Above all, this home wanted to respond to the very social, entertainment lifestyle of two very fun owners, “The Cowgirls.” Responding to this, the home is configured with a primary traditional great room volume, a secondary traditional master suite volume, and free-form transitional space between under contemporary shed roofs creating a well defined separation between public and private space. For entertaining, we created open flow between inside and outside public spaces through two large bi-part sliding exterior doors. A semi-private outside covered space with a fire pit exists in the space between public and private volumes and is connected to the semi-private den through continuous glass and an exterior swinging door. While interconnected with a great party flow, each space is uniquely defined for different size gatherings. There are spaces inside and out for four people to gather intimately or 8, 10, or 12 people to be comfortable. Inside there’s a bar tucked away, the ‘Cowgirl Bar,’ that feels very private but is part of a larger open space. In the main living area there is opportunity for larger seating to accommodate the main flow of the party but by the kitchen occupies a more intimate volume under the transitional shed space.

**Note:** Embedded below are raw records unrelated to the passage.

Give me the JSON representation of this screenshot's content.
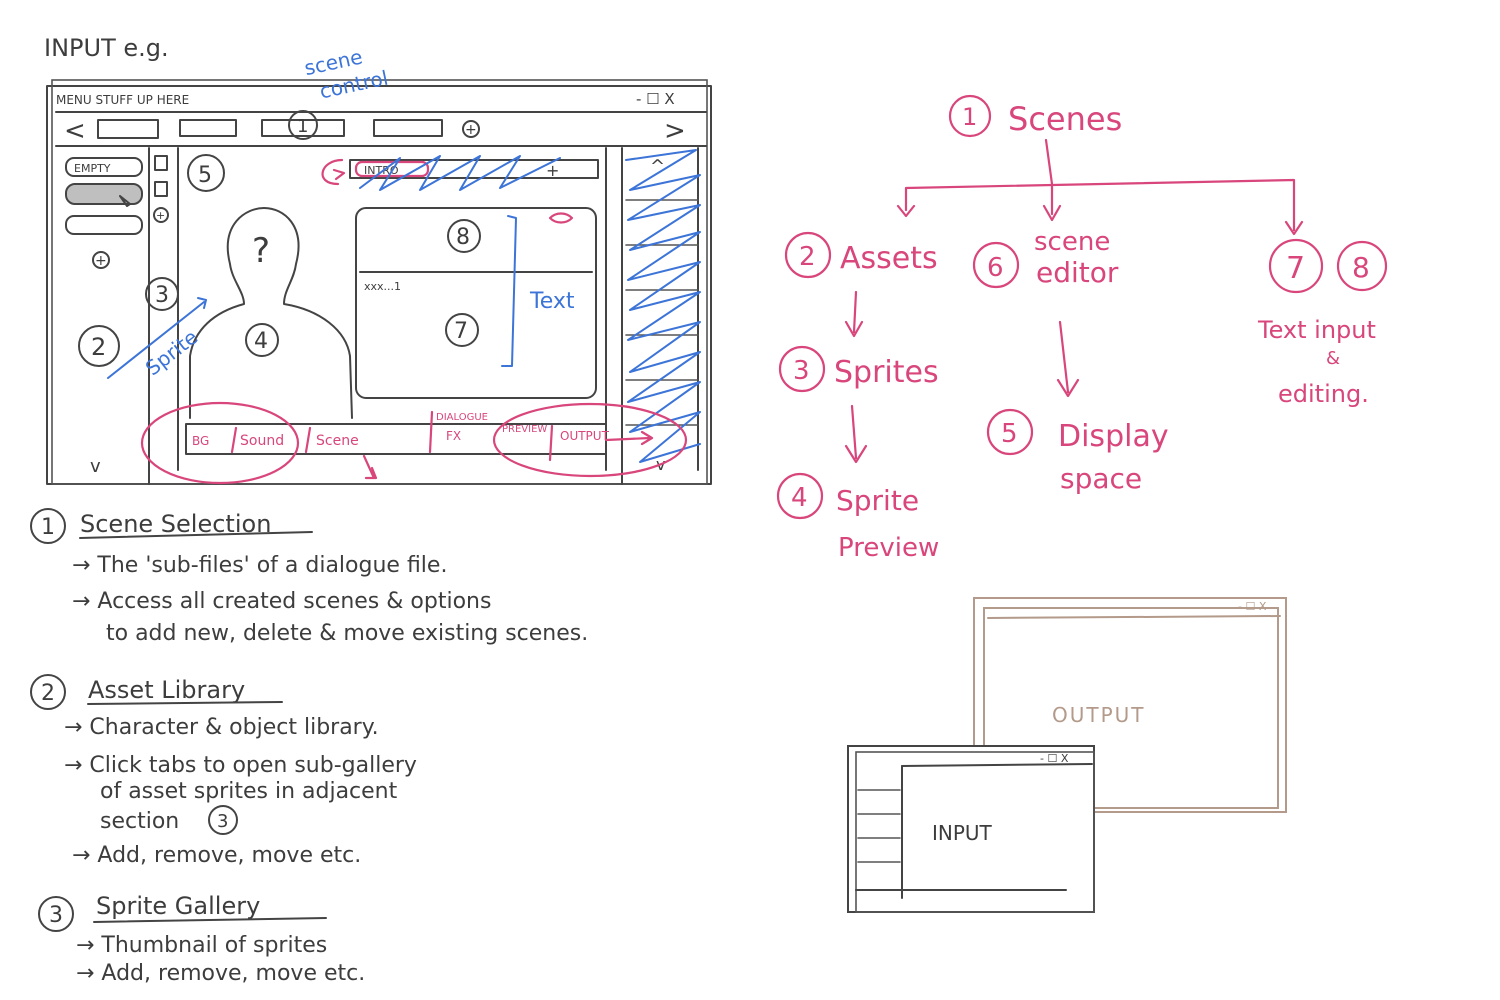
{
  "colors": {
    "ink": "#3d3d3d",
    "pink": "#d8467c",
    "blue": "#3c74d8",
    "tan": "#b39a8a"
  },
  "wireframe": {
    "heading": "INPUT e.g.",
    "menu_text": "MENU STUFF UP HERE",
    "window_buttons": "- ☐ X",
    "nav_prev": "<",
    "nav_next": ">",
    "tab_number": "1",
    "add_tab": "+",
    "empty_label": "EMPTY",
    "add_asset": "+",
    "add_gallery": "+",
    "scroll_down_left": "v",
    "scroll_up_right": "^",
    "scroll_down_right": "v",
    "sprite_placeholder": "?",
    "text_sample": "xxx...1",
    "bar_items": [
      "BG",
      "Sound",
      "Scene",
      "DIALOGUE",
      "FX",
      "PREVIEW",
      "OUTPUT"
    ],
    "bar_sub": "",
    "intro_label": "INTRO",
    "intro_add": "+",
    "markers": {
      "m2": "2",
      "m3": "3",
      "m4": "4",
      "m5": "5",
      "m7": "7",
      "m8": "8"
    },
    "annotations": {
      "scene_control": [
        "scene",
        "control"
      ],
      "sprite": "Sprite",
      "text": "Text"
    }
  },
  "hierarchy": {
    "scenes": {
      "num": "1",
      "label": "Scenes"
    },
    "assets": {
      "num": "2",
      "label": "Assets"
    },
    "scene_editor": {
      "num": "6",
      "label_lines": [
        "scene",
        "editor"
      ]
    },
    "text_input": {
      "nums": [
        "7",
        "8"
      ],
      "label_lines": [
        "Text input",
        "&",
        "editing."
      ]
    },
    "sprites": {
      "num": "3",
      "label": "Sprites"
    },
    "display_space": {
      "num": "5",
      "label_lines": [
        "Display",
        "space"
      ]
    },
    "sprite_preview": {
      "num": "4",
      "label_lines": [
        "Sprite",
        "Preview"
      ]
    }
  },
  "notes": [
    {
      "num": "1",
      "title": "Scene Selection",
      "lines": [
        "→ The 'sub-files' of a dialogue file.",
        "→ Access all created scenes & options",
        "to add new, delete & move existing scenes."
      ]
    },
    {
      "num": "2",
      "title": "Asset Library",
      "lines": [
        "→ Character & object library.",
        "→ Click tabs to open sub-gallery",
        "of asset sprites in adjacent",
        "section"
      ],
      "ref": "3",
      "extra": "→ Add, remove, move etc."
    },
    {
      "num": "3",
      "title": "Sprite Gallery",
      "lines": [
        "→ Thumbnail of sprites",
        "→ Add, remove, move etc."
      ]
    }
  ],
  "windows": {
    "output": {
      "label": "OUTPUT",
      "controls": "- ☐ X"
    },
    "input": {
      "label": "INPUT",
      "controls": "- ☐ X"
    }
  }
}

The same public/private flow translates to the lower level where two guest suites are separated by a public living space and a transitional exercise room. You arrive into the main public living space with the same views of the south valley while each private bedroom suite has directed views of the South valley or Howelsen Hill.

Just as we sweated the details of the cleanly executed interior, we paid close attention to the critical building science details that determine its year-round performance. Generous overhangs and porch roofs protect it from the harsh Summer sun to the West while staggered and cross-vented nailbase insulation panels provide continuous insulation, staving off thermal bridging and potential ice dams from winter freeze thaw cycles. Closed cell polyurethane spray foam insulation creates a tight air seal and further increases the level of thermal performance. With such a tight thermal envelope, air quality is controlled through a whole house energy recovery ventilator (ERV). After just one winter, it was easy to tell that this house performs beautifully retaining a full blanket of winter snow while managing melting snow throughout the freeze thaw cycles of spring. From start to finish this house was a true collaboration of client and Design Build Team showcasing our love for old-world craftsmanship and highlighting our excitement for new-world high performance detailing and connected, contemporary living. This home is well suited for a couple of hip, current “Cowgirls” who aren’t afraid to explore the balance of past and present!